Girlfriends is the one of only two theatrically released films from director Claudia Weill, with It’s My Turn being the other. She kept herself busy doing TV and theatre work, and eventually directing on and off the screen at various prestigious American universities. This film, however, remains her most popular work, and has become incredibly influential on a whole new generation of filmmakers.
Melanie Mayron plays 20-something photographer Susan Weinblatt, who shoots the usual baby pictures, weddings, and bar mitzvahs to pay the rent but dreams of getting a solo exhibition in New York, where see lives. It’s a very simple film, with the big conflict occurring when her best friend Anne Munroe (Anita Skinner) moves out to live with her boyfriend. It’s mainly made up of vignettes that show the various relationships and struggles involving Susan and the two girlfriends of the title, including jealousy over their various circumstances.

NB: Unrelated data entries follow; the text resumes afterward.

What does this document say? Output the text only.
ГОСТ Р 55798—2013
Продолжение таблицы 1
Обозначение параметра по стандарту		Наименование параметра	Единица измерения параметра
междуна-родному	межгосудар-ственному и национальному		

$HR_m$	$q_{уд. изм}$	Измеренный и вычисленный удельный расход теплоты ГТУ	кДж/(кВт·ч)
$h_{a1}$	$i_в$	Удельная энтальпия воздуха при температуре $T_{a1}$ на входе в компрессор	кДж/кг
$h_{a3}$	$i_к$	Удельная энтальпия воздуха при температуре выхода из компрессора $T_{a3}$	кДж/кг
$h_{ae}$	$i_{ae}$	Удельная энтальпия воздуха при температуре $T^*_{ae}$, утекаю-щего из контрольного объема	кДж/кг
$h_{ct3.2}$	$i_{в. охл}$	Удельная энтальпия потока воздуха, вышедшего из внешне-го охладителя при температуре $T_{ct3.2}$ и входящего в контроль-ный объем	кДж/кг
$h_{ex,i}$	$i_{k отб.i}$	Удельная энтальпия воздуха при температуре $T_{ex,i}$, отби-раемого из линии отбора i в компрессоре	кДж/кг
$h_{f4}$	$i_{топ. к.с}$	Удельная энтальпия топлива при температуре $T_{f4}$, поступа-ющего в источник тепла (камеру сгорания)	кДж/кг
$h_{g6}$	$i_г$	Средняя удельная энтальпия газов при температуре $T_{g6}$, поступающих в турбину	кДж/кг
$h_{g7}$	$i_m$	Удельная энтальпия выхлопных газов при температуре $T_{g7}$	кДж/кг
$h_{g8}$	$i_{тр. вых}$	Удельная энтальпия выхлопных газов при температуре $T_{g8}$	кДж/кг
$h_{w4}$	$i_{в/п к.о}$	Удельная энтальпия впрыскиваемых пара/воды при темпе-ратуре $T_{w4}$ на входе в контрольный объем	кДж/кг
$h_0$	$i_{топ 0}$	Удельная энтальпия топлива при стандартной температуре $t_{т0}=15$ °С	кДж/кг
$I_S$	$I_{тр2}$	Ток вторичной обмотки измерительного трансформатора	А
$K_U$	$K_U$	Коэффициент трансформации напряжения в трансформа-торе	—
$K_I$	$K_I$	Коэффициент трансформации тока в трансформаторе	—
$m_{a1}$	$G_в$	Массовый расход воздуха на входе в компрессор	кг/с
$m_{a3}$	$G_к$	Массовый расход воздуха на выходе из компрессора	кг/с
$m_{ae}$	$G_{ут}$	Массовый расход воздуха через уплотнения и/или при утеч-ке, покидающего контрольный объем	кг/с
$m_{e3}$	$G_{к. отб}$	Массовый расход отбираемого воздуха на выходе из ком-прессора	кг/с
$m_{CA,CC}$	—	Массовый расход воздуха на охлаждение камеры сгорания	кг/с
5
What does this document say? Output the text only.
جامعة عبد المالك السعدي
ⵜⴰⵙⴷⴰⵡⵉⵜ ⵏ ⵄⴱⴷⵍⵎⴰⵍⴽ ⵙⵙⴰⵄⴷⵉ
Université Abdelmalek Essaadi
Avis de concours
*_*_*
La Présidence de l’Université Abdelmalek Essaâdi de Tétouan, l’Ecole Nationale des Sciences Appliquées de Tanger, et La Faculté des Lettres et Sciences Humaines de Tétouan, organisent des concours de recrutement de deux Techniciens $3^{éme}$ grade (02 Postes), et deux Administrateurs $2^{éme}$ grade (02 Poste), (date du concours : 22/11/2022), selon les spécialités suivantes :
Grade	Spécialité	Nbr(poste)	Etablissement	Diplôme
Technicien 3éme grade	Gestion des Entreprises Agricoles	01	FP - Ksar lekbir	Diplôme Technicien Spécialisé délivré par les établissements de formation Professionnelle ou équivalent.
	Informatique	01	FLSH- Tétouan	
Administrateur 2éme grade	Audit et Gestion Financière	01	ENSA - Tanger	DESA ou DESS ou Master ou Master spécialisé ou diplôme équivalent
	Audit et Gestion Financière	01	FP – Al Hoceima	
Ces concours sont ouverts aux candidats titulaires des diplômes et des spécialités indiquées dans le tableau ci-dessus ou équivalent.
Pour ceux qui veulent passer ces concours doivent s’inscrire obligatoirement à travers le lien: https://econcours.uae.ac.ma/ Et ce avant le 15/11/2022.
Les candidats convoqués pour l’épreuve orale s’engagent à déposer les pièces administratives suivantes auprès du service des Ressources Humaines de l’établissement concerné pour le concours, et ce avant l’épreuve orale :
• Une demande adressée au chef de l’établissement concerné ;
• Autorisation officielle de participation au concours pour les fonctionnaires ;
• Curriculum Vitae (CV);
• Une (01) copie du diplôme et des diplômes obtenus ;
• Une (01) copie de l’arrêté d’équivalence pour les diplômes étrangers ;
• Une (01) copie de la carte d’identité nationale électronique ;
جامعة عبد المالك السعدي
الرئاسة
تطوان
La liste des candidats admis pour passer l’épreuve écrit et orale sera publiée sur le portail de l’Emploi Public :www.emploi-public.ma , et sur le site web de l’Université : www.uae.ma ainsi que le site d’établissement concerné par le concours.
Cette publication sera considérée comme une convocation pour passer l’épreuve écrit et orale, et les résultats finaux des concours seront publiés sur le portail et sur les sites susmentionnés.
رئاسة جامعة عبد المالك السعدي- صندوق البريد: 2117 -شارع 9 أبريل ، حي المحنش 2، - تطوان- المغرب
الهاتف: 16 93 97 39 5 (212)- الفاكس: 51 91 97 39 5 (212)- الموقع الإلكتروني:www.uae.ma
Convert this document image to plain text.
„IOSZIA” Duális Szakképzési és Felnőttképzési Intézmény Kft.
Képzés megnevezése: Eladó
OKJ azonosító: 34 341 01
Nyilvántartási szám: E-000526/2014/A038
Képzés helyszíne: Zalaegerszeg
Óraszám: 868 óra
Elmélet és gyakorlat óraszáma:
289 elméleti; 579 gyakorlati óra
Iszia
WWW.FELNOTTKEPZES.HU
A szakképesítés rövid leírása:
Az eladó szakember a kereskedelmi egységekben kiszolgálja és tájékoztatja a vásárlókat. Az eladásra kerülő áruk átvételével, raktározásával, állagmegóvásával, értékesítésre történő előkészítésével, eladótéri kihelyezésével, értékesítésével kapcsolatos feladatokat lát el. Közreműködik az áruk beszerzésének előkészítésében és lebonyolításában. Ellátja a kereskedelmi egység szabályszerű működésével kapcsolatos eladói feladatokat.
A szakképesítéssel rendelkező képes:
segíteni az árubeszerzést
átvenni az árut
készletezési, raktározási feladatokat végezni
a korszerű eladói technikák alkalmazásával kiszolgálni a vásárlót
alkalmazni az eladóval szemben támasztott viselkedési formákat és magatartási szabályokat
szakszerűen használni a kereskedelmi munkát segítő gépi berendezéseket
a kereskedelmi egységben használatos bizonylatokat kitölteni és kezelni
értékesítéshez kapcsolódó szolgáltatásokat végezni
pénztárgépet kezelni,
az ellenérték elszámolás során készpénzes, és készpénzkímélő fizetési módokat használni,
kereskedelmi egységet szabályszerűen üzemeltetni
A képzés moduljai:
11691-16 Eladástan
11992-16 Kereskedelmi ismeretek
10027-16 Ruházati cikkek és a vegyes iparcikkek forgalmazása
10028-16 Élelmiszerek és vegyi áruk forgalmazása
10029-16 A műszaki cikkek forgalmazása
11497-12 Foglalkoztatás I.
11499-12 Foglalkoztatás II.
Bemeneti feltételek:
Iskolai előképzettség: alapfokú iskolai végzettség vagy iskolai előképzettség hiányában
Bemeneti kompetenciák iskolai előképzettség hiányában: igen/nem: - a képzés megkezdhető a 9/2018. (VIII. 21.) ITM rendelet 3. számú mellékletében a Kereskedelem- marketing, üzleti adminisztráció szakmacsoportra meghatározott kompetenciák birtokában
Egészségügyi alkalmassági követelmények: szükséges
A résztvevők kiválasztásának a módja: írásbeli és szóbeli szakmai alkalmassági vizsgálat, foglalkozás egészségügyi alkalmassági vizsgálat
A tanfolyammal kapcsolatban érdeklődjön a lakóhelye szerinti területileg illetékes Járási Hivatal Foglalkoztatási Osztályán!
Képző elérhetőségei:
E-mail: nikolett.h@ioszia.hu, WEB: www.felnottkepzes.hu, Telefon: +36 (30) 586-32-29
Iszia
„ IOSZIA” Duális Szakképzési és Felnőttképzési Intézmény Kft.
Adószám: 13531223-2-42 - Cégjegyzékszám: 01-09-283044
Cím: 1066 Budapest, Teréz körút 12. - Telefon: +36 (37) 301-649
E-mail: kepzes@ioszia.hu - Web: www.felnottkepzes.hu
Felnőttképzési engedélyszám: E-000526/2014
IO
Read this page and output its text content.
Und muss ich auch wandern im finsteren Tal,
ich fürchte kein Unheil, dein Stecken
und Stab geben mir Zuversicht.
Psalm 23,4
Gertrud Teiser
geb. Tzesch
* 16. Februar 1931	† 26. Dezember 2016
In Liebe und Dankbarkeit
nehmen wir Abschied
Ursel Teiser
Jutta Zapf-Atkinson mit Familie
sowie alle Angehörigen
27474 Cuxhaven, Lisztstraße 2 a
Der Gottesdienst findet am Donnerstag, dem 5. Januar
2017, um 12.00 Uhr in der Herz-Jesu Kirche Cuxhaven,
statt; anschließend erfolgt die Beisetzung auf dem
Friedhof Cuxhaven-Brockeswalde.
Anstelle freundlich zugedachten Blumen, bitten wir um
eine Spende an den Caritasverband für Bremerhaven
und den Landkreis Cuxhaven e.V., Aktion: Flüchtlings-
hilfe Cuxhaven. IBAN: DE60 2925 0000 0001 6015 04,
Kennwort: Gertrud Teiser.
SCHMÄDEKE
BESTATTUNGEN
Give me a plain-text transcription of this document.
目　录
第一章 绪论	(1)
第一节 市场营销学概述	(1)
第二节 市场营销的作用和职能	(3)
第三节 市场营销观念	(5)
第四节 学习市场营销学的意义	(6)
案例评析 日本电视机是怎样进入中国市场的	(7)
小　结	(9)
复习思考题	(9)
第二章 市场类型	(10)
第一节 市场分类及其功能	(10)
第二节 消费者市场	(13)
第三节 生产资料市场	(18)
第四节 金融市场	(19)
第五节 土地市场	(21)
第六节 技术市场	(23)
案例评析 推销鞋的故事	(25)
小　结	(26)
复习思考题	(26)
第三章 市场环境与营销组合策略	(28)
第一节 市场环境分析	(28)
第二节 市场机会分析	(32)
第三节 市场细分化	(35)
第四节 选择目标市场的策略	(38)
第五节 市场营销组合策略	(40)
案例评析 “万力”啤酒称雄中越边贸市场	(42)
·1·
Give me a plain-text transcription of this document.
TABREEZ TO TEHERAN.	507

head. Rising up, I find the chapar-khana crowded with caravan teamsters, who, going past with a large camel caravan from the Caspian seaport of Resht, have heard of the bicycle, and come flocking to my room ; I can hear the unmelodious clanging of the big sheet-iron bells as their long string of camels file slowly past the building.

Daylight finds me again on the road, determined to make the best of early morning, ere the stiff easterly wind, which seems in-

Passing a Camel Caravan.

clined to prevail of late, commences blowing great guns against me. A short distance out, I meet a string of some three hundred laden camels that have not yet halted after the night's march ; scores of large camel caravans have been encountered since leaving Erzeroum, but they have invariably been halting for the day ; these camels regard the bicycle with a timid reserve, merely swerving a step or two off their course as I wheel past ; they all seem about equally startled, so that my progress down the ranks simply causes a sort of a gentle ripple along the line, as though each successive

It very much fits into the gap between Annie Hall and the recent mumblecore movement films, especially Lena Dunham’s work, but to be blunt, the film didn’t do too much for me. Weill started the project as a short and then gradually expanded it, and it shows. It’s too episodic, with a really unsatisfying conclusion. The performances are fine: Mayron went on to a successful TV career, although Skinner only did one more film, the horror flick Sole Survivor (1984). The supporting cast of men is some ways more interesting. A pre-Spinal Tap Christopher Guest plays Susan’s douchebag boyfriend Eric, who got the role because he didn’t play it as the romantic love interest; Eli Wallach(!) is the older Rabbi who she has a short fling with; and the always reliable Bob Balaban appears as Anne’s boyfriend Martin.
Stanley Kubrick was a great admirer of the film, so what do I know. If you are into the mumblecore stuff, Woody Allen, or one of my least favourite directors, Éric Rohmer, you will probably dig the film. I would rather just watch Stranger Than Paradise or Frances Ha again, which did this milieu better for me.
The disc is rammed with interviews, mainly with Weill, but there is also a Zoom discussion with Melanie Mayron, Christopher Guest and Bob Balaban. Two of Weill’s short documentaries are included, and the booklet includes essays from film critic Molly Haskell and feminist communication scholar Carol Gilligan.